There have been large advances in the field of SMA therapy, including the use of small-molecule drugs, RNA-based therapy, SMN gene correction and stem cell-based cell replacement (1,18). Previous studies have demonstrated that as a first-generation HDACi, VPA is able to increase SMN2 expression in SMA patient-derived fibroblasts, reduce the degeneration of motor neurons and increase motor function in mice with SMA (14,19,20). In a clinical trial, Weihl et al (7) reported that 7 patients with type III/IV SMA who were treated with VPA experienced an increase in muscle strength and motor function. However, in several subsequent large clinical trials, VPA or VPA + L-carnitine failed to improve the muscle strength or motor abilities of patients with SMA (8–11). SAHA is an orally administered HDACi used to treat cutaneous T cell lymphomas that was approved by FDA in 2006 (21). As a second-generation HDACi, SAHA may suppress type I and type II HDACi, while VPA only suppresses type I HDACi selectively (22). SAHA may activate the SMN2 gene more effectively than VPA and ameliorate the SMA phenotype in mouse models of SMA (15,23,24). The results of the current study further supported the hypothesis that SAHA appears to be more efficient than VPA in increasing SMN protein expression in urine cells.

ASO, a type of RNA-based therapy, is able to significantly increase expression of SMN. ASO can effectively block targeted exon splice enhancers (ESEs) or intronic splicing silencers (ISSs) within SMN2, including element 1, exonic splicing silencers A, exonic splicing silencers B, ISS-N1 and ISS+100 (25,26). The negative regulator ISS-N1 is the most effective at increasing the expression of SMN (16,26). Previous studies have demonstrated that peripheral and intracerebroventricular administrations of ASO may render the inclusion of exon 7, upregulate the SMN protein expression, rescue the motor neuron function, and extend the lifespan in SMA mouse model (27,28). ASO interventions are also effective at the age of onset, even following the onset of neurological symptoms in SMA mice (29). Few studies have been performed on cell samples derived from patients with SMA. Thus the current study performed ASO intervention in urine cells taken from patients with SMA, and demonstrated that ASO may significantly upregulate SMN expression.

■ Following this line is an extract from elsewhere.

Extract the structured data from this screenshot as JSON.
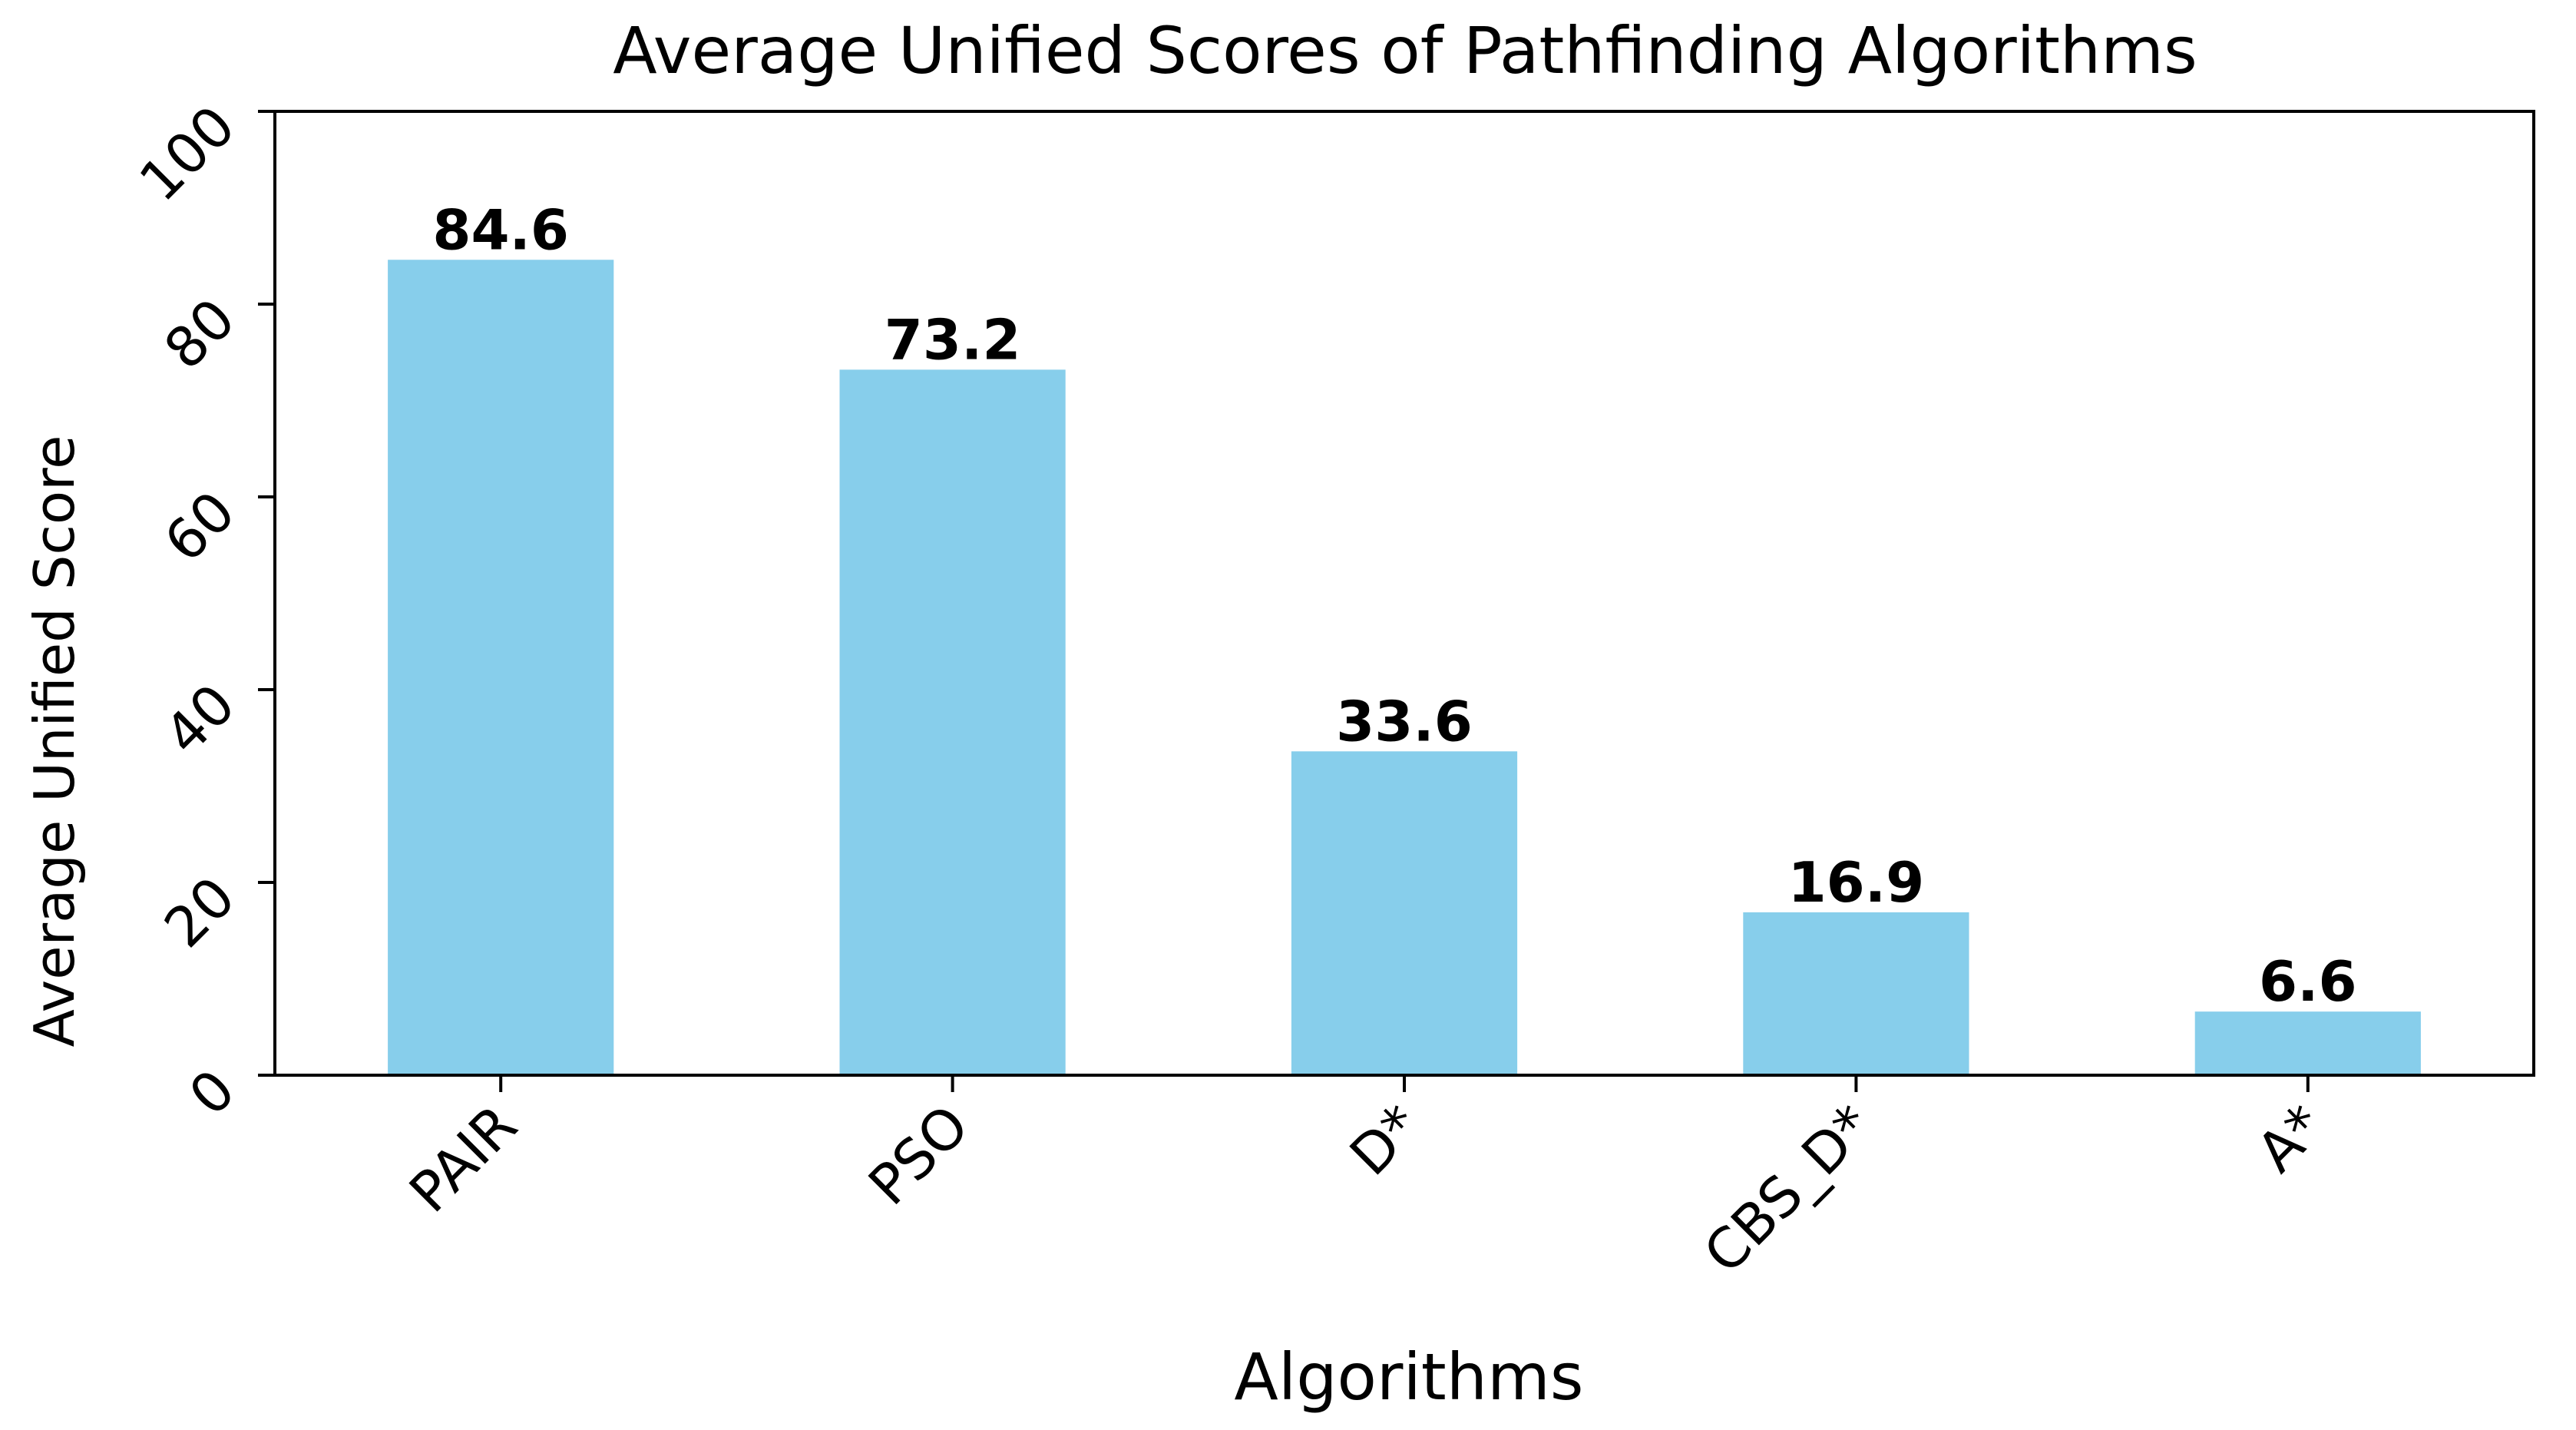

The primary limitation of the current study is that urinary epithelial cells are a non-neural cell type. However, as a type of patient-derived somatic sample, urine cells carry SMN gene mutations and express a relatively low level of SMN protein. Compared with obtaining patient-derived neurons, the urine cell culture process is simple and non-invasive; thus urine cells may be used as a platform for drug intervention and provide initial evidence indicating whether a candidate drug to treat SMA is able to upregulate the expression of SMN in cells derived from patients with SMA.

In conclusion, the results of the current study indicate that urine cells derived from patients with SMA exhibit tolerance to chemical and physical damage, which may be useful in the initial screening of potential compounds and drugs to treat SMA.